Letter to the editor
Letter: Restrictions on non-Bermudian property owners will thwart hotel development
A significant number of wealthy non-Bermudian homeowners have purchased condominiums and villas that were built (or are being built) by hotel properties in critical need of cash flow. (It is important to note, here, that every hotel that has proposed development in Bermuda for the past 20 years has absolutely required such a source of funds to make its plans viable. We will see no hotel development without associated high-end real estate sales.)
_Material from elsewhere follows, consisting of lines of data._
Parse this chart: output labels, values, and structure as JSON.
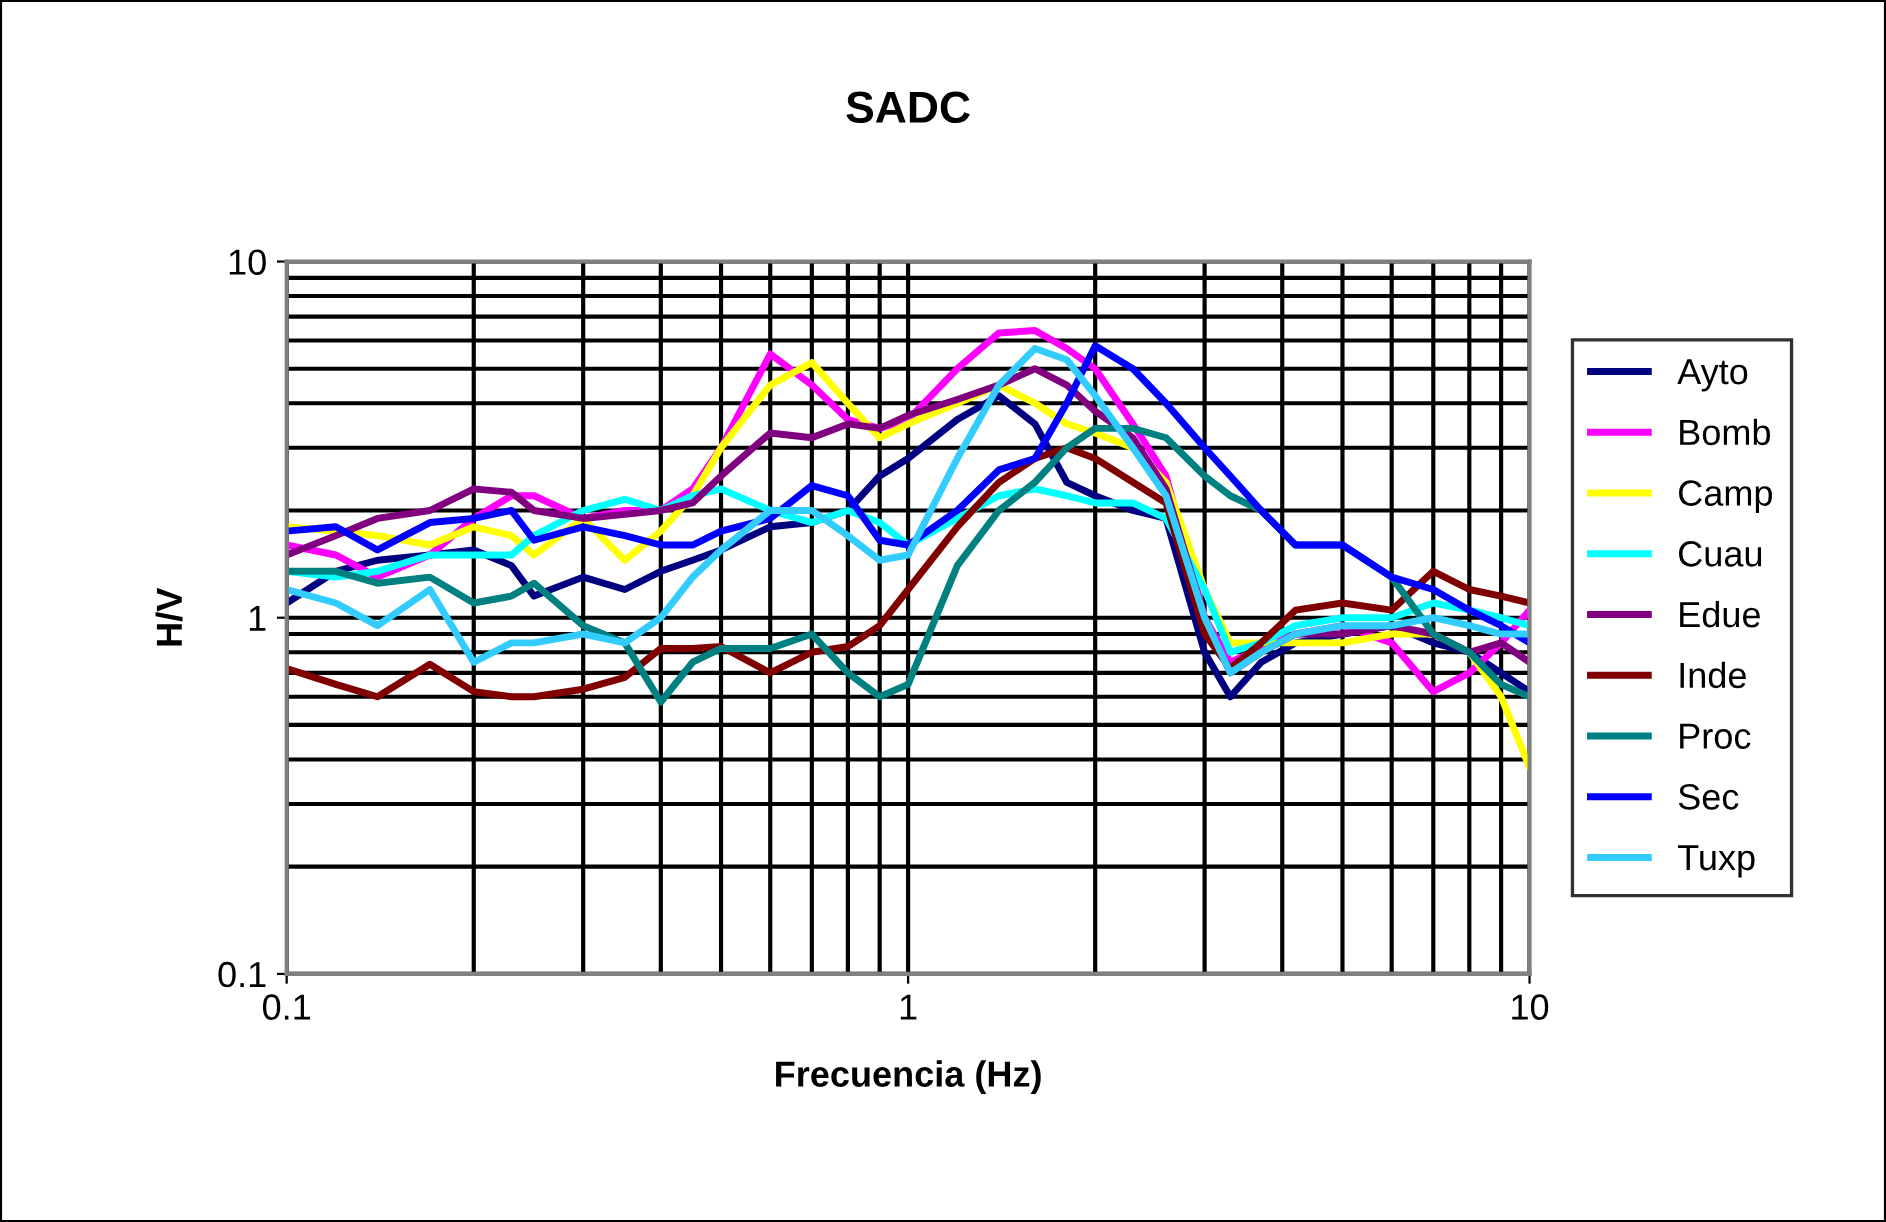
{
  "chart_data": {
    "type": "line",
    "title": "SADC",
    "xlabel": "Frecuencia (Hz)",
    "ylabel": "H/V",
    "log": "xy",
    "xlim": [
      0.1,
      10
    ],
    "ylim": [
      0.1,
      10
    ],
    "xticks": [
      0.1,
      1,
      10
    ],
    "yticks": [
      0.1,
      1,
      10
    ],
    "grid": true,
    "legend": "right",
    "marker": "none",
    "line_style": "solid",
    "x": [
      0.1,
      0.12,
      0.14,
      0.17,
      0.2,
      0.23,
      0.25,
      0.3,
      0.35,
      0.4,
      0.45,
      0.5,
      0.6,
      0.7,
      0.8,
      0.9,
      1.0,
      1.2,
      1.4,
      1.6,
      1.8,
      2.0,
      2.3,
      2.6,
      3.0,
      3.3,
      3.7,
      4.2,
      5,
      6,
      7,
      8,
      9,
      10
    ],
    "series": [
      {
        "name": "Ayto",
        "color": "#000080",
        "values": [
          1.1,
          1.35,
          1.45,
          1.5,
          1.55,
          1.4,
          1.15,
          1.3,
          1.2,
          1.35,
          1.45,
          1.55,
          1.8,
          1.85,
          2.0,
          2.5,
          2.8,
          3.6,
          4.2,
          3.5,
          2.4,
          2.2,
          2.0,
          1.9,
          0.8,
          0.6,
          0.75,
          0.85,
          0.9,
          0.95,
          0.85,
          0.8,
          0.7,
          0.62
        ]
      },
      {
        "name": "Bomb",
        "color": "#ff00ff",
        "values": [
          1.6,
          1.5,
          1.3,
          1.5,
          1.9,
          2.2,
          2.2,
          1.9,
          2.0,
          2.0,
          2.3,
          3.0,
          5.5,
          4.5,
          3.6,
          3.4,
          3.6,
          5.0,
          6.3,
          6.4,
          5.7,
          5.0,
          3.5,
          2.5,
          1.0,
          0.75,
          0.82,
          0.9,
          0.95,
          0.85,
          0.62,
          0.7,
          0.85,
          1.05
        ]
      },
      {
        "name": "Camp",
        "color": "#ffff00",
        "values": [
          1.8,
          1.75,
          1.7,
          1.6,
          1.8,
          1.7,
          1.5,
          1.9,
          1.45,
          1.75,
          2.2,
          3.0,
          4.5,
          5.2,
          4.0,
          3.2,
          3.5,
          4.0,
          4.5,
          4.0,
          3.5,
          3.3,
          3.0,
          2.4,
          1.2,
          0.85,
          0.85,
          0.85,
          0.85,
          0.9,
          0.9,
          0.8,
          0.6,
          0.38
        ]
      },
      {
        "name": "Cuau",
        "color": "#00ffff",
        "values": [
          1.35,
          1.3,
          1.35,
          1.5,
          1.5,
          1.5,
          1.7,
          2.0,
          2.15,
          2.0,
          2.2,
          2.3,
          2.0,
          1.85,
          2.0,
          1.85,
          1.6,
          1.9,
          2.2,
          2.3,
          2.2,
          2.1,
          2.1,
          1.9,
          1.2,
          0.8,
          0.85,
          0.95,
          1.0,
          1.0,
          1.1,
          1.05,
          1.0,
          0.95
        ]
      },
      {
        "name": "Edue",
        "color": "#800080",
        "values": [
          1.5,
          1.7,
          1.9,
          2.0,
          2.3,
          2.25,
          2.0,
          1.9,
          1.95,
          2.0,
          2.1,
          2.5,
          3.3,
          3.2,
          3.5,
          3.4,
          3.7,
          4.1,
          4.5,
          5.0,
          4.5,
          3.8,
          3.2,
          2.3,
          1.0,
          0.7,
          0.8,
          0.9,
          0.9,
          0.95,
          0.9,
          0.8,
          0.85,
          0.75
        ]
      },
      {
        "name": "Inde",
        "color": "#800000",
        "values": [
          0.72,
          0.65,
          0.6,
          0.74,
          0.62,
          0.6,
          0.6,
          0.63,
          0.68,
          0.82,
          0.82,
          0.83,
          0.7,
          0.8,
          0.83,
          0.95,
          1.2,
          1.8,
          2.4,
          2.8,
          3.0,
          2.8,
          2.4,
          2.1,
          0.9,
          0.72,
          0.85,
          1.05,
          1.1,
          1.05,
          1.35,
          1.2,
          1.15,
          1.1
        ]
      },
      {
        "name": "Proc",
        "color": "#008080",
        "values": [
          1.35,
          1.35,
          1.25,
          1.3,
          1.1,
          1.15,
          1.25,
          0.95,
          0.85,
          0.58,
          0.75,
          0.82,
          0.82,
          0.9,
          0.7,
          0.6,
          0.65,
          1.4,
          2.0,
          2.4,
          3.0,
          3.4,
          3.4,
          3.2,
          2.5,
          2.2,
          2.0,
          1.6,
          1.6,
          1.3,
          0.9,
          0.8,
          0.65,
          0.6
        ]
      },
      {
        "name": "Sec",
        "color": "#0000ff",
        "values": [
          1.75,
          1.8,
          1.55,
          1.85,
          1.9,
          2.0,
          1.65,
          1.8,
          1.7,
          1.6,
          1.6,
          1.75,
          1.9,
          2.35,
          2.2,
          1.65,
          1.6,
          2.0,
          2.6,
          2.8,
          4.0,
          5.8,
          5.0,
          4.0,
          3.0,
          2.5,
          2.0,
          1.6,
          1.6,
          1.3,
          1.2,
          1.05,
          0.95,
          0.85
        ]
      },
      {
        "name": "Tuxp",
        "color": "#33ccff",
        "values": [
          1.2,
          1.1,
          0.95,
          1.2,
          0.75,
          0.85,
          0.85,
          0.9,
          0.85,
          1.0,
          1.3,
          1.55,
          2.0,
          2.0,
          1.7,
          1.45,
          1.5,
          2.8,
          4.5,
          5.7,
          5.3,
          4.2,
          3.0,
          2.2,
          1.0,
          0.7,
          0.8,
          0.9,
          0.95,
          0.95,
          1.0,
          0.95,
          0.9,
          0.9
        ]
      }
    ]
  }
}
Now Government has said to the prospective buyers of such homes — wealthy people with an infinity of choices about where to spend their time and money — that, even if they elect NOT to put their homes into a hotel rental pool (that is, choose not to allow strangers to use their homes when they are not here — the prevalent choice among those who can afford these high end homes), the owners, themselves, will not be permitted to use their homes for three-quarters of the year.
They CANNOT come here and spend their money. They cannot come here and host scores of friends to spend their money and support our economy. Their houses must sit empty for three-quarters of the year. And we may only expect to see these owners in our shops and bars and restaurants and attractions and taxis for 90 days out of each year... no matter how often they might want to be here (... if they choose to buy at all under such a constraint. Most will not.)
This limitation, in turn, makes the value of these properties lower, as they will be less desirable to people who don’t want to be told that they may not use their own homes for such a large portion of every year, despite having paid millions of dollars for them including substantial payments to the Bermuda Government. So hotel developers that might have been able to build here partly on the strength of the cash to be generated by proposed real estate sales will see less potential benefit from doing so.
Personally, I am at a loss to understand how we, as a country, benefit from this policy in any way at all.
The only possibility I can even guess at is that someone expects that the value of resort homes will, as a result, be low enough for a wider spectrum of Bermudians to be able to purchase them... but in that case, the value to the developers will be too low to make them useful in funding new development, so they — and the hotels — are unlikely to be built at all.
I remain mystified and would welcome an explanation of the rationale for such a restriction.